May Seeks Middle Way for British Conservatism

Theresa May’s vision lies somewhere between the liberalism of her predecessor and the Tory paternalism of the past.

British home secretary Theresa May speaks at a mosque in East London, England, February 12, 2015
British home secretary Theresa May speaks at a mosque in East London, England, February 12, 2015 (UK Home Office)

Theresa May has promised to govern as an inclusive, “one-nation” Conservative since taking over from David Cameron as British prime minister last week.

To make clear she meant it, the former home secretary sacked many of Cameron’s loyalists from the cabinet and brought in more traditional, as opposed to liberal, Conservatives.

Richard Aldous, a history professor and the author of Reagan and Thatcher: The Difficult Relationship (2012), is positive about the reshuffle. He writes in The American Interest that the new cabinet is 70 percent publicly-educated, including the new prime minister herself; a break with Cameron’s private-school club.

“As a consequence,” argues Aldous, “this administration is one that looks a little more like modern Britain — an important shift if May wants to deliver on her stated commitment to building ‘one nation’.”

Aldous does worry about the mass expulsion of the Cameroons, including George Osborne, the longtime chancellor, Stephen Crabb, the former work and pensions secretary, and Nicky Morgan, the former education secretary.

“Looking at the new government team, it is not immediately apparent who will replace them as the animating forces behind policy,” he writes.

Middle ground

Tim Bale, another historian and author of The Conservative Party: From Thatcher to Cameron (2012), suggests in The Guardian that Nick Timothy, one of May’s two new chiefs of staff, may be such an intellectual light.

In March, Timothy exhorted his party in a column for Conservative Home to find a middle way between the big-city liberalism of Osborne and the Tory paternalism embodied by the likes of Iain Duncan Smith — a tension that has existed within the Conservative Party for at least a century, as Bale relates.

The voters Conservatives need to reach are ordinary working- and middle class, according to Timothy; people of modest means, but who work hard and want to give their children the best start in life they can.

They are natural conservatives for precisely the reason that the stakes they have are small. They want stability, certainty and steady leadership by politicians who have their interests at heart.

Cue May who entered 10 Downing Street promising to lead a government that “will be driven not by the interests of the privileged few, but by yours.”


Bale argues that while the liberal conservatism of Cameron and Osborne had its benefits — autonomous schools, marriage equality, lower business tax rates — its green policies and failure to curtail immigration left the working people Timothy wrote about unmoved.

Janan Ganesh, a liberal himself, fears the pendulum will now swing the other way.

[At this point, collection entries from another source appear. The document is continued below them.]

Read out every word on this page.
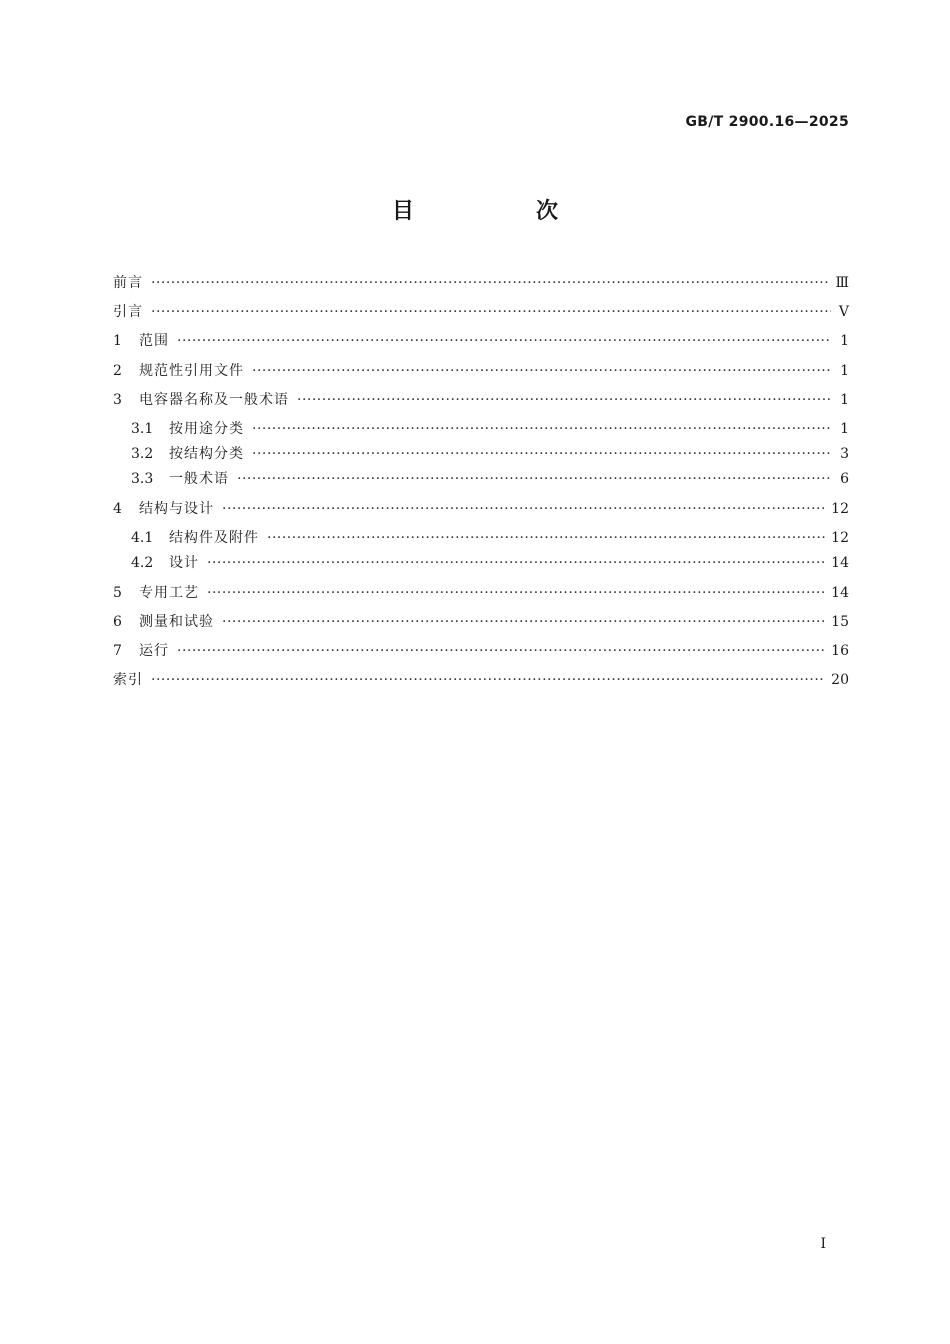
GB/T 2900.16—2025
目　次
前言 ·····	Ⅲ
引言 ·····	Ⅴ
1	范围 ·····	1
2	规范性引用文件 ·····	1
3	电容器名称及一般术语 ·····	1
3.1	按用途分类 ·····	1
3.2	按结构分类 ·····	3
3.3	一般术语 ·····	6
4	结构与设计 ·····	12
4.1	结构件及附件 ·····	12
4.2	设计 ·····	14
5	专用工艺 ·····	14
6	测量和试验 ·····	15
7	运行 ·····	16
索引 ·····	20
I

He is not impressed with May’s rhetoric, arguing in the Financial Times that until a new prime minister promises to govern for the privileged few, make Britain less unified and ignore social problems, “it will never be interesting when one says the opposite.”

Christian democrat-like

Ganesh does see the argument for a more christian democrat-like type of Conservatism.

Cameron and Osborne reconciled their party to modern Britain, he writes, “in all its cultural flux and godless consumption.” May will attempt another kind of rapprochement: between party and country.

The Tories, defined by the market since Thatcher, will start to reflect voter disillusion with it. This could mean a slower and differently designed fiscal consolidation, with taxes doing more of the work, and active government support for industries and regions. It will almost certainly mean a labor market less porous to foreigners.

But he sees two major obstacles.

One is that global economic forces, which have given Britain a services-heavy economy that disadvantages low-skilled workers, are difficult to bend. Every government wants to raise productivity, restore manufacturing and revive the postindustrial north of England. The difficulty, as always, is how?

Second is Britain’s European exit, which, Ganesh predicts, will overshadow everything else. Civil servants, ministers and journalists will have neither the time nor interest to design an industrial policy or reform social security at the same time. Extracting the United Kingdom from the European Union is the biggest challenge the country has faced in decades.

“The process of exit will drain all else,” writes Ganesh, “including the prime minister’s new Conservatism.” The upside — as he sees it — may be that the new government doesn’t act too differently from the last one after all.